著者を含むTVドラマの制作関係者が、タイトルをつけるのにとても苦労し、
ある日、向田さんが青山墓地でひらめいて、久世さんに怒った口調で電話してきたこと。
演出の久世さんが主役の貫太郎役に抜擢した小林亜星さんに対して、
最初、向田さんは大反対していたことなどが、解説に書いてある。
「星5つ」では足らない感じです
★★★★★
ジュリーの歌を聴いた時、ふっと『寺内貫太郎一家』を読んでみたくなりました。
ああ、おきんばあちゃんの部屋は「隠居所」だったのですね。彼女が指先を切った手袋をはめていたのは
記憶していますが、「はね橋」のことはすっかり忘れていました。あったあったと思い出して、ワッハッハ
と笑ってしまいました。
懐かしいです。巨体の亜星さんの演技、白い割烹着姿の加藤治子さんの上品でコミカルな演技、若かった
秀樹と美代ちゃん、抜群の存在感を示していた悠木千帆さん、…伴淳さんの「接吻」というぎこちない字も
確かにありました。
怒られたりイヤミを言われたりしても、誰かかばう人寄り添う人がちゃんといた…向田邦子さんのほかの
エッセイとあわせて読むと、この「かばう人寄り添う人」は向田さん自身だったのではないかと、今になって
深い感動を覚えます。
文句なし
★★★★★
書評を書こうとして、本を手にしただけで胸がいっぱいになり涙がにじむ。
貫太郎、里子、静江、周平、きん、みよ子、イワさん、ため公、花くま―
登場人物のひとりひとりがいとおしい。
茶の間での乱闘、貫太郎の怒鳴り声、ぶっとばされる周平、ごはんをこぼし笑うき
ん。
目に見え、耳に聞こえる。
どこが良かったなどと要素を切り出して評することはむなしい。
この本丸ごと全部、良い。
向田さんは無敵。
生きていて欲しかった。
いいモンは、いいんだね。
★★★★★
石屋を営む寺内家の波乱万丈な物語。
主人である寺内貫太郎は口より先に手がでる一方、義理人情に厚い、シャイな中年デブ親父。
そんな貫太郎が好きでたまらない奥さんの里子。
常に嫌味ばっかり、人が嫌がることをするのを生きがいとし、これからもしぶとく生き続けていくであろう、姑のきん。

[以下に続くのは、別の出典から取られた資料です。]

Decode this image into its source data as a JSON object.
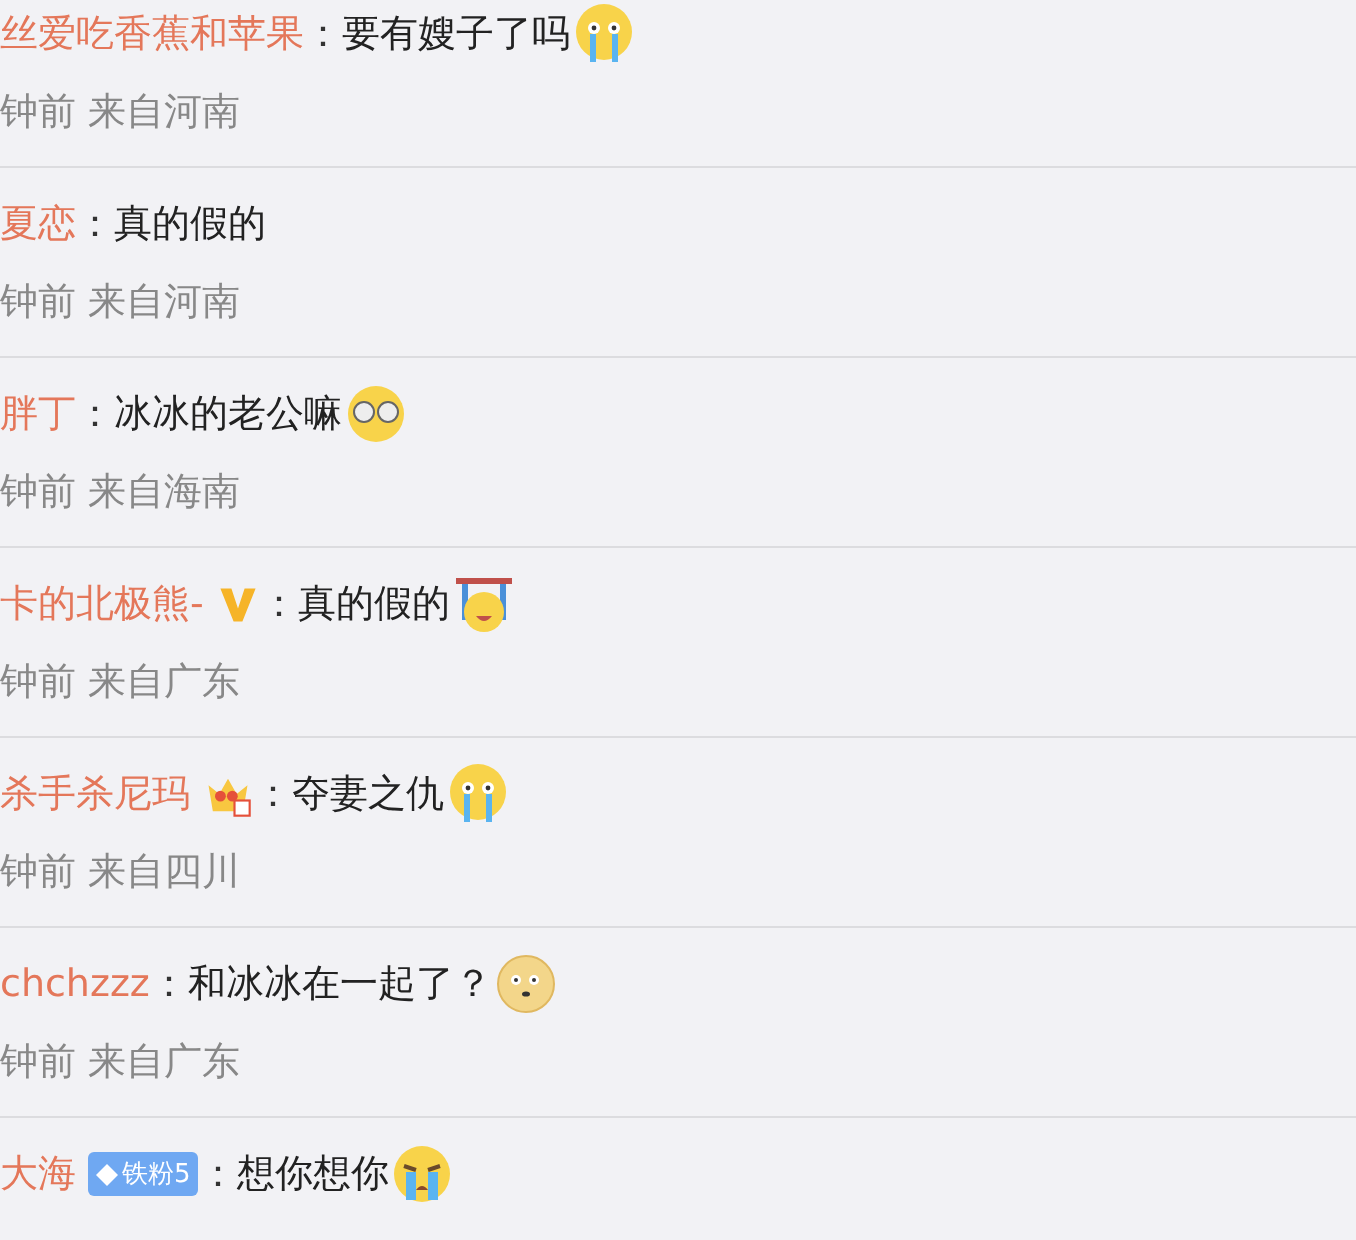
{
  "comments": [
    {
      "name": "丝爱吃香蕉和苹果",
      "colon": "：",
      "text": "要有嫂子了吗",
      "emoji": {
        "kind": "crying"
      },
      "meta": "钟前 来自河南"
    },
    {
      "name": "夏恋",
      "colon": "：",
      "text": "真的假的",
      "meta": "钟前 来自河南"
    },
    {
      "name": "胖丁",
      "colon": "：",
      "text": "冰冰的老公嘛",
      "emoji": {
        "kind": "glasses"
      },
      "meta": "钟前 来自海南"
    },
    {
      "name": "卡的北极熊-",
      "badge": {
        "kind": "vip"
      },
      "colon": "：",
      "text": "真的假的",
      "emoji": {
        "kind": "lifting"
      },
      "meta": "钟前 来自广东"
    },
    {
      "name": "杀手杀尼玛",
      "badge": {
        "kind": "crown"
      },
      "colon": "：",
      "text": "夺妻之仇",
      "emoji": {
        "kind": "crying"
      },
      "meta": "钟前 来自四川"
    },
    {
      "name": "chchzzz",
      "colon": "：",
      "text": "和冰冰在一起了？",
      "emoji": {
        "kind": "doge"
      },
      "meta": "钟前 来自广东"
    },
    {
      "name": "大海",
      "badge": {
        "kind": "fan",
        "text": "铁粉5"
      },
      "colon": "：",
      "text": "想你想你",
      "emoji": {
        "kind": "wailing"
      }
    }
  ]
}
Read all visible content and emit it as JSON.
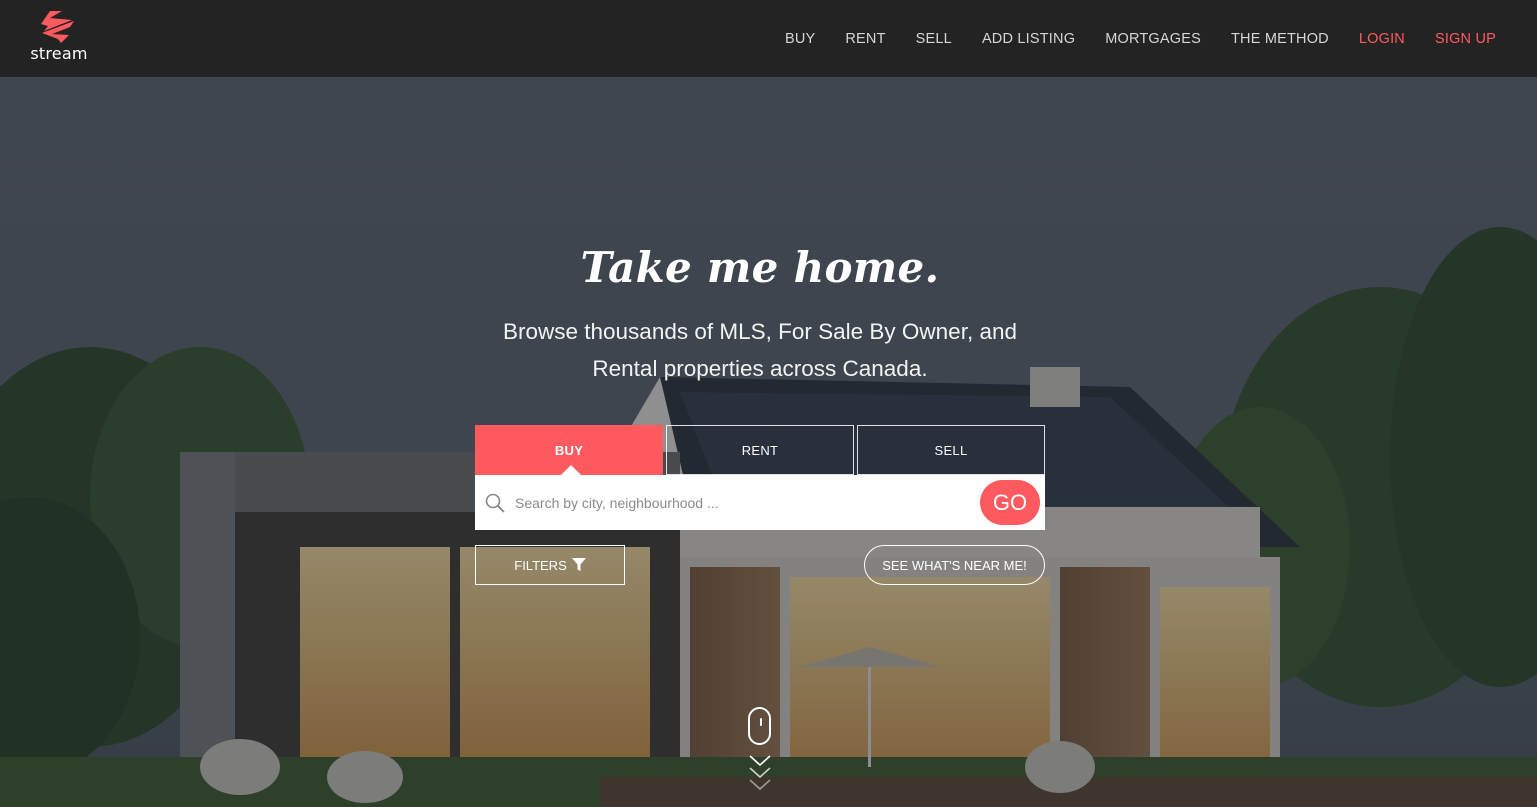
{
  "brand": {
    "name": "stream",
    "accent": "#ff5a5f"
  },
  "nav": {
    "items": [
      "BUY",
      "RENT",
      "SELL",
      "ADD LISTING",
      "MORTGAGES",
      "THE METHOD"
    ],
    "login": "LOGIN",
    "signup": "SIGN UP"
  },
  "hero": {
    "headline": "Take me home.",
    "subhead": "Browse thousands of MLS, For Sale By Owner, and Rental properties across Canada."
  },
  "search": {
    "tabs": [
      "BUY",
      "RENT",
      "SELL"
    ],
    "active_tab": "BUY",
    "placeholder": "Search by city, neighbourhood ...",
    "value": "",
    "go_label": "GO"
  },
  "actions": {
    "filters_label": "FILTERS",
    "near_me_label": "SEE WHAT'S NEAR ME!"
  },
  "icons": {
    "logo": "stream-logo-icon",
    "search": "search-icon",
    "filter": "funnel-icon",
    "scroll": "mouse-scroll-icon"
  }
}
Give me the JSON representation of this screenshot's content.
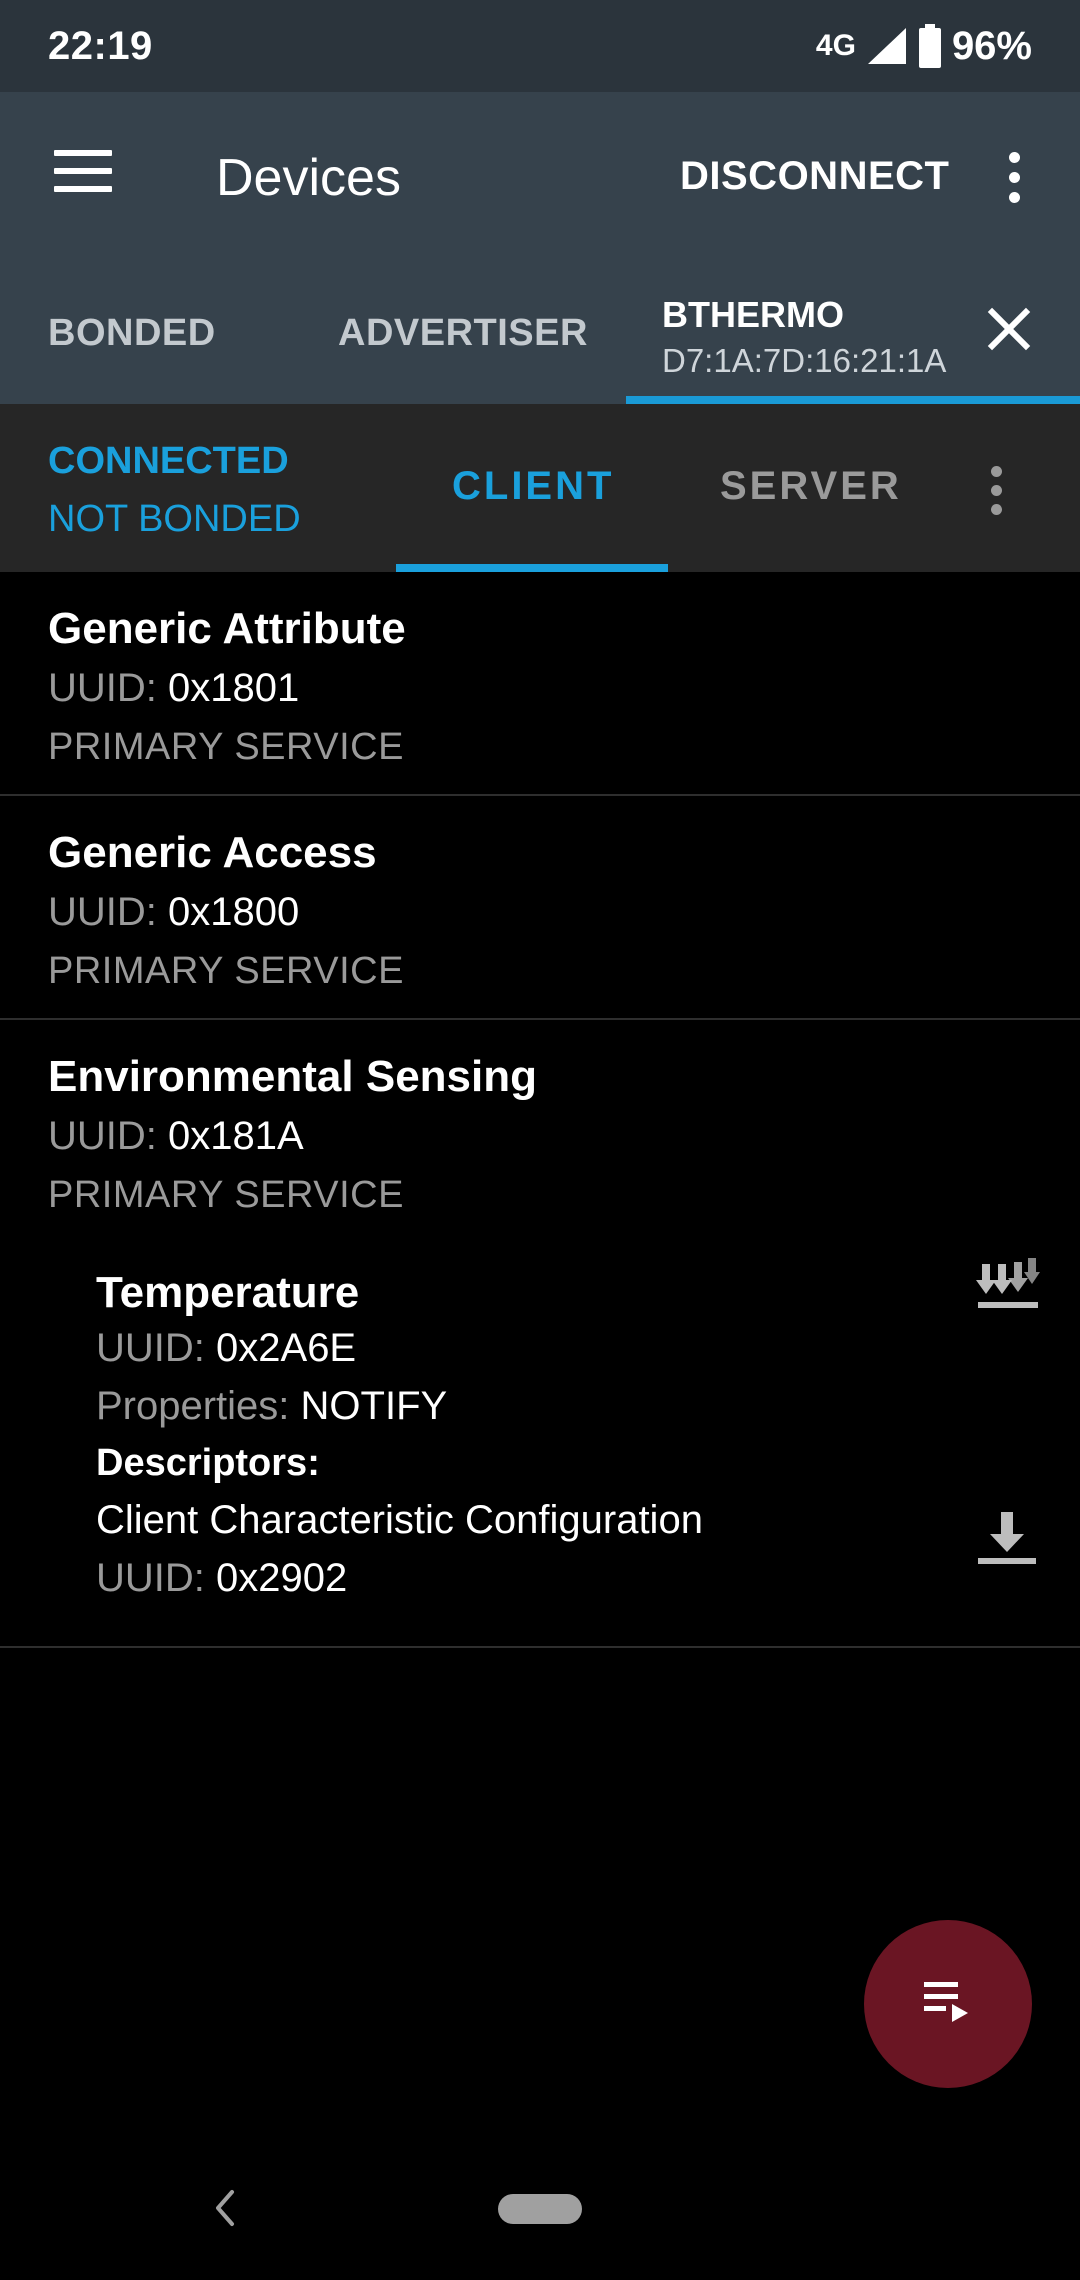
{
  "status_bar": {
    "time": "22:19",
    "network": "4G",
    "battery": "96%"
  },
  "toolbar": {
    "title": "Devices",
    "disconnect_label": "DISCONNECT"
  },
  "device_tabs": {
    "tabs": [
      {
        "label": "BONDED"
      },
      {
        "label": "ADVERTISER"
      }
    ],
    "active": {
      "name": "BTHERMO",
      "address": "D7:1A:7D:16:21:1A"
    }
  },
  "connection": {
    "state": "CONNECTED",
    "bond": "NOT BONDED",
    "tabs": [
      "CLIENT",
      "SERVER"
    ],
    "active_tab": "CLIENT"
  },
  "labels": {
    "uuid": "UUID:",
    "properties": "Properties:",
    "descriptors": "Descriptors:"
  },
  "services": [
    {
      "name": "Generic Attribute",
      "uuid": "0x1801",
      "type": "PRIMARY SERVICE"
    },
    {
      "name": "Generic Access",
      "uuid": "0x1800",
      "type": "PRIMARY SERVICE"
    },
    {
      "name": "Environmental Sensing",
      "uuid": "0x181A",
      "type": "PRIMARY SERVICE",
      "characteristic": {
        "name": "Temperature",
        "uuid": "0x2A6E",
        "properties": "NOTIFY",
        "descriptor": {
          "name": "Client Characteristic Configuration",
          "uuid": "0x2902"
        }
      }
    }
  ],
  "icons": {
    "menu": "hamburger-menu-icon",
    "overflow": "more-vert-icon",
    "close": "close-icon",
    "notify": "notify-arrows-icon",
    "download": "download-icon",
    "fab": "playlist-play-icon",
    "back": "nav-back-icon"
  },
  "colors": {
    "accent": "#1aa0dc",
    "toolbar": "#36424c",
    "fab": "#6a1523"
  }
}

貫太郎そっくりな性格を恥じつつも、やはり血には逆らえず熱血漢な息子の周平。
明るて芯が強く、子持ちの男と付き合っている静江。幼少時代の怪我が原因でビッコだが、気にするそぶりは見せないけなげな娘。
そして、両親を早くに亡くしてしまったお手伝いみよ子等…。
彼等とプラスアルファでドンちゃんしていくお話。
有名なドラマの原作になるのかな?
随分前の作品だが、全く気にならない。
個々のキャラクターがきらきらしてて、魅力に溢れている。
そんな彼らが激しくぶつかり合ったときの火花が心を打つ。
このぶつかり合いがとにかく激しくて、激しくて、時には切なくて。
たまりませんな。
これは、小説ではない。
★★★★★
彼女の処女長編小説、直木賞を受賞した作品と比較するとあの凝縮された凄さ上手さは無い。さらっと書かれていて脚本をベースにして放送されたテレビ画面を追っているようだが、私のようにあの番組を観ていた者にとっては、読んでいると頭の中では演じていた役者があの時代の年恰好で動いている。そして字面を追いながら実は自分の頭の中でドラマが蘇えっている。
また、解説の久世氏の文章がとても良い。
彼と向田さんとの付き合いの深さつまり男女、仕事を超えた人と人とのかかわり方が見えてくる。余談になるが彼は彼女のことをいろいろと書いているがその中でこの本は小説として余り上手くないと言っているが、これは、小説でも脚本でもない。詠んだ者の心の中に映像を映し出すフィルムである。
放送されると消えてしまうテレビドラマがここには大切に残されている。